Hace ya ocho años, en la Fiesta de la Vendimia del 2004, me invitaron a cosechar en esa viñita que recibe a los que llegan y despide a los que se van en el aeropuerto que se llamó del Plumerillo. Cómo explicarlo: sentí a aquella invitación (perdón por la rima) como una condecoración. ¿Puede uno recibir, como reconocimiento, algo más precioso que participar aunque sea por unos minutos de la faena primordial?
Aquella “cosecha”, vestido de ciudadano, por más que fue delante de las cámaras y los micrófonos, algo más bien parecido a un simulacro, durante unos minutos –debo confesarlo– me despertó voces, sonidos, sabores, aromas muy hondos. Me trasladó hasta mi niñez, a una finquita de Chacras de Coria. Allí trabajaban de Contratistas mi abuelo vasco, Eustaquio (Eustacio) Zarategui, y mi abuela, Petra Valencia.
Ahora mismo, al escribirlo, estoy allí, en los días luminosos de las cosechas: estoy viendo hombres y mujeres de rostros tostados como el buen pan, hombres y mujeres laburantes, al trotecito entre los surcos, con los tachos al hombro, rebosantes de uvas recién paridas que van a ser la carne del vino nuevo.
Pero lo que más intensamente recuerdo, aparte de aquel sol amarillo como ninguno otro sol de la tierra, es el olor de esos cuerpos laburantes. El olor del sudor, macerado por el aire y el sol. Un olor único. Un olor noble, genuino, limpio de toda limpieza.
¿Olor a qué? Olor a tierra, a sol, a vida. El olor del trabajo. Exactamente, el olor contrario al olor a falsedad, al olor a frivolidad, al olor a pura apariencia, al olor a desodorante, al olor a simulación, al olor impostado.
Aquel conato de cosecha en el Plumerillo, me empuja a reflexionar otra vez. Pienso que los intelectuales, los artistas, los políticos, los docentes, los escritores, los deportistas, los científicos, los periodistas, todos los años debiéramos regalarnos una semana. ¿Una semana para qué? Una semana entera para ir a cosechar. Una semana sin fax, sin agenda, sin mail, sin reloj, sin redes sociales, sin celulares, sin desodorante.
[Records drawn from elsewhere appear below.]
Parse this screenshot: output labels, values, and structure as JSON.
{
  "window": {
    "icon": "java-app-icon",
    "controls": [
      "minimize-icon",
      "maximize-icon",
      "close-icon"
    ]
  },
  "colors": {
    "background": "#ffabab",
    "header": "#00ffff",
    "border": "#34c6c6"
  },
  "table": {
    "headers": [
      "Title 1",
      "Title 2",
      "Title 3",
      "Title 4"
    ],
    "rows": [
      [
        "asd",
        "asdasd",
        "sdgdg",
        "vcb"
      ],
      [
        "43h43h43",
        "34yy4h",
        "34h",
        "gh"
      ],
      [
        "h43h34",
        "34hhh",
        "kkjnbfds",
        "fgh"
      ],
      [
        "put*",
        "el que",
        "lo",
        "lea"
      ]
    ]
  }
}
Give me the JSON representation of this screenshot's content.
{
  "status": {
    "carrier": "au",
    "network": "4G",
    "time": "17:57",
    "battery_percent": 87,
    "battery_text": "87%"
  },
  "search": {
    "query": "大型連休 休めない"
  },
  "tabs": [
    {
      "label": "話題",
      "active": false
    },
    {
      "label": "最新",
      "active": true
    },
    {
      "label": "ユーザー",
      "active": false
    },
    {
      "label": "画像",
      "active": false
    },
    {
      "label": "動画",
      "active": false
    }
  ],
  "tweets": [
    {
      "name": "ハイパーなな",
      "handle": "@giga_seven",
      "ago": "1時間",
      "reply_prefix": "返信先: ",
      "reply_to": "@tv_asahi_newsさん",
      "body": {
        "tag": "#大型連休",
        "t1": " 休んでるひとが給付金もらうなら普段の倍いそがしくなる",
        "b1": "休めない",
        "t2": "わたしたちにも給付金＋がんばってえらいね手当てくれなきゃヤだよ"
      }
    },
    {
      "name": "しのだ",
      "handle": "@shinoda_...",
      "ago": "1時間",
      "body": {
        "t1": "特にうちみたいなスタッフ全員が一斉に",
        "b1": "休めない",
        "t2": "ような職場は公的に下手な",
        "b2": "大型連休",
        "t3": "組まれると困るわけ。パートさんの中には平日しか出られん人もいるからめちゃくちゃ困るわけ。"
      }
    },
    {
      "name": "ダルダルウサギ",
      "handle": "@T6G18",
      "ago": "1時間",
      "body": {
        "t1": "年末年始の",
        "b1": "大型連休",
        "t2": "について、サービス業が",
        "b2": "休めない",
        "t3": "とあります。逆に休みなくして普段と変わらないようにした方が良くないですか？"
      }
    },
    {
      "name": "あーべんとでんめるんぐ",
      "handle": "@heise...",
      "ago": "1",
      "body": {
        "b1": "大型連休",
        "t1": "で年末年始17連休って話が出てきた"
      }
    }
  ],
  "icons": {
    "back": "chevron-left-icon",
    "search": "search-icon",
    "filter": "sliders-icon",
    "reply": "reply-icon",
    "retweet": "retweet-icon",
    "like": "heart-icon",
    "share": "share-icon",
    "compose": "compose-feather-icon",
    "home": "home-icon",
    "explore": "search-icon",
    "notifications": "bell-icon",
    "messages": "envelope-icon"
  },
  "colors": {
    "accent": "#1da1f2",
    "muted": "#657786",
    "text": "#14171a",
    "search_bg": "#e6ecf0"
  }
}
Una semana para traspapelarnos con los primordiales, con los desconocidos de siempre, con los que, tierra mediante, hacen las uvas y hacen los vinos y hacen el amor con el mismo sudor. Los primordiales, esos que permiten con su trabajo infinito que la rueda de la Vida continúe. Que continúe la Vida, pese a los zánganos, a los atorrantes, a los usureros, a los mafiosos, pese a los que propician la tenencia de armas en los hogares.
Uno días trabajando de cosechadores, de sol a sol, ¡qué saludable nos sería! Nos enteraríamos por fin que nuestro cuerpo tiene olor, sabríamos cómo es ese olor extraviado. Aprenderíamos por fin en qué consiste sudar la gota gorda; sudar trabajando de otra manera. Sabríamos, además, por fin, cómo es, sin metáfora, eso de ganarse el pan con el sudor de nuestro lomo y de nuestra frente.
Una semana siendo genuinos cosechadores nos vendría tan, pero taaan bien... ¿Bien para qué? Bien para el cuerpo y bien para eso que llamamos el alma. Bien para el corazón. Bien para el bendito colesterol. Bien para la circulación de la sangre.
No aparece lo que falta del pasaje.